Doação de órgãos e tecidos, que fazer para ser dador

Os órgãos e tecidos para transplantes podem ser retirados de dadores vivos (só os rins) ou de pessoas que acabaram de morrer (rins, coração, fígado, pulmões, pâncreas e olhos). O regime jurídico e os procedimentos legais relativos a cada um dos dois casos são muito diferentes.

Dadores vivos

Qualquer indivíduo com mais de 18 anos — se gozar de saúde física e mental — pode ser dador de um rim para um transplante efectuado num membro da sua família (filhos, irmãos e pais), mas só se o dador e o receptor pertencerem ao mesmo grupo sanguíneo e os tecidos forem semelhantes. Se o candidato a dador tiver menos de 18 anos, é necessária a autorização dos pais ou do tutor legal do menor.

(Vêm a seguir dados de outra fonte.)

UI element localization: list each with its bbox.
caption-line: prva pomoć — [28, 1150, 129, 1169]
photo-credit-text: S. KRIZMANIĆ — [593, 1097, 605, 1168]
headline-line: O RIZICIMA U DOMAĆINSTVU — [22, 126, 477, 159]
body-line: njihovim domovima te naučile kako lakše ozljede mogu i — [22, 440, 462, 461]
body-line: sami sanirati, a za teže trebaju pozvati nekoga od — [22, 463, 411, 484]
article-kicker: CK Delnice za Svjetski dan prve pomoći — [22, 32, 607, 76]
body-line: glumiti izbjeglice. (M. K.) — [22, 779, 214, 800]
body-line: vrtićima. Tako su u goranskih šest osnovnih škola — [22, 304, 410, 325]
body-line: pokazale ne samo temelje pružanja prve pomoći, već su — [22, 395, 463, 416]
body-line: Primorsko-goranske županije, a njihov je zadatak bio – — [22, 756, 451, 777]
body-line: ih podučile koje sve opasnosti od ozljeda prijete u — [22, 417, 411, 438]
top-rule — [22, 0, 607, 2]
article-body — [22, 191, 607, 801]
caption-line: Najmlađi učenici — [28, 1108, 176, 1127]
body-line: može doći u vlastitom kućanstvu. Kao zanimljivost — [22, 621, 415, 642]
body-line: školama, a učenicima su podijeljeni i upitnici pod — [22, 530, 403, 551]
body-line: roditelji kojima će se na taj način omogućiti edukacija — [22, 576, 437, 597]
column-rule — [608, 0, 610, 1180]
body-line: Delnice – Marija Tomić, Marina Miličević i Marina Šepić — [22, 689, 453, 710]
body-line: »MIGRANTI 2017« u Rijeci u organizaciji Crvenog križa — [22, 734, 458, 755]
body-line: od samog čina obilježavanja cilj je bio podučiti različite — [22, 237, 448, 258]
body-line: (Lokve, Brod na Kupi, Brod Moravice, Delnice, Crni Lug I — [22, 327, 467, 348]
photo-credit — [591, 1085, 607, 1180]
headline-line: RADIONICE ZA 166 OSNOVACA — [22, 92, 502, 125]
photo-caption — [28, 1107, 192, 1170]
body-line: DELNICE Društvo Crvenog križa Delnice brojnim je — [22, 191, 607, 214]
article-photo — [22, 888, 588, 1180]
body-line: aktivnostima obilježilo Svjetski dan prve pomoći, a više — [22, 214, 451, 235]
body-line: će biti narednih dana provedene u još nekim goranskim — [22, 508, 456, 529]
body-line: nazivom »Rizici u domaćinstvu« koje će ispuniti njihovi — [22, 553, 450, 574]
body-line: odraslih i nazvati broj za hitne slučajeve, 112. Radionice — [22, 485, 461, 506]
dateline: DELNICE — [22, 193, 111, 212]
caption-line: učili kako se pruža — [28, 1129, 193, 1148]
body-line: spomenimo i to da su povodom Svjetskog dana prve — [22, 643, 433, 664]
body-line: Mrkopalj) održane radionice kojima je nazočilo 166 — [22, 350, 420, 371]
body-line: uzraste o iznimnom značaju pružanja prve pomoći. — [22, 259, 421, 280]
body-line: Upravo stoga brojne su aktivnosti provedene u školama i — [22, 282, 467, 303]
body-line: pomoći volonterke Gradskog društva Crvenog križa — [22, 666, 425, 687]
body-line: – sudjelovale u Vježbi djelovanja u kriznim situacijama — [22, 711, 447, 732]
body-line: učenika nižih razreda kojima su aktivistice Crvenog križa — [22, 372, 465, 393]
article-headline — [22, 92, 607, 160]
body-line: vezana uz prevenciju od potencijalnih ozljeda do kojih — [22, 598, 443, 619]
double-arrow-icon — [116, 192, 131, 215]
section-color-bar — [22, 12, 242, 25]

Essa autorização só poderá ser pedida se a operação for no interesse do dador — por exemplo, para salvar a vida de um irmão ou de uma irmã.

Futuros dadores

Salvo raras excepções, qualquer pessoa pode doar os seus órgãos para futura utilização médica. Depois da morte do dador, uma equipa de transplantes avaliará da utilidade médica dos órgãos e tecidos doados.

Em Portugal, apesar de não existir um cartão oficial de dador, é, no entanto, possível, para alguém que queira deixar expresso o desejo de que os seus órgãos e tecidos devem ser utilizados para transplantes após a sua morte, requerer um cartão pessoal de dador junto de certas instituições (por exemplo, Hospital da Cruz Vermelha Portuguesa, Rua Duarte Galvão, 54, 1500 Lisboa, e Lusotrans-plante, Campo dos Mártires da Pátria, 130, 1100 Lisboa). Nesse cartão, onde constam o nome completo do dador e o nome da pessoa que deve ser contactada em caso de morte súbita ou acidente, poderão ainda ser mencionados o órgão ou os órgãos que se pretendem oferecer para transplantes.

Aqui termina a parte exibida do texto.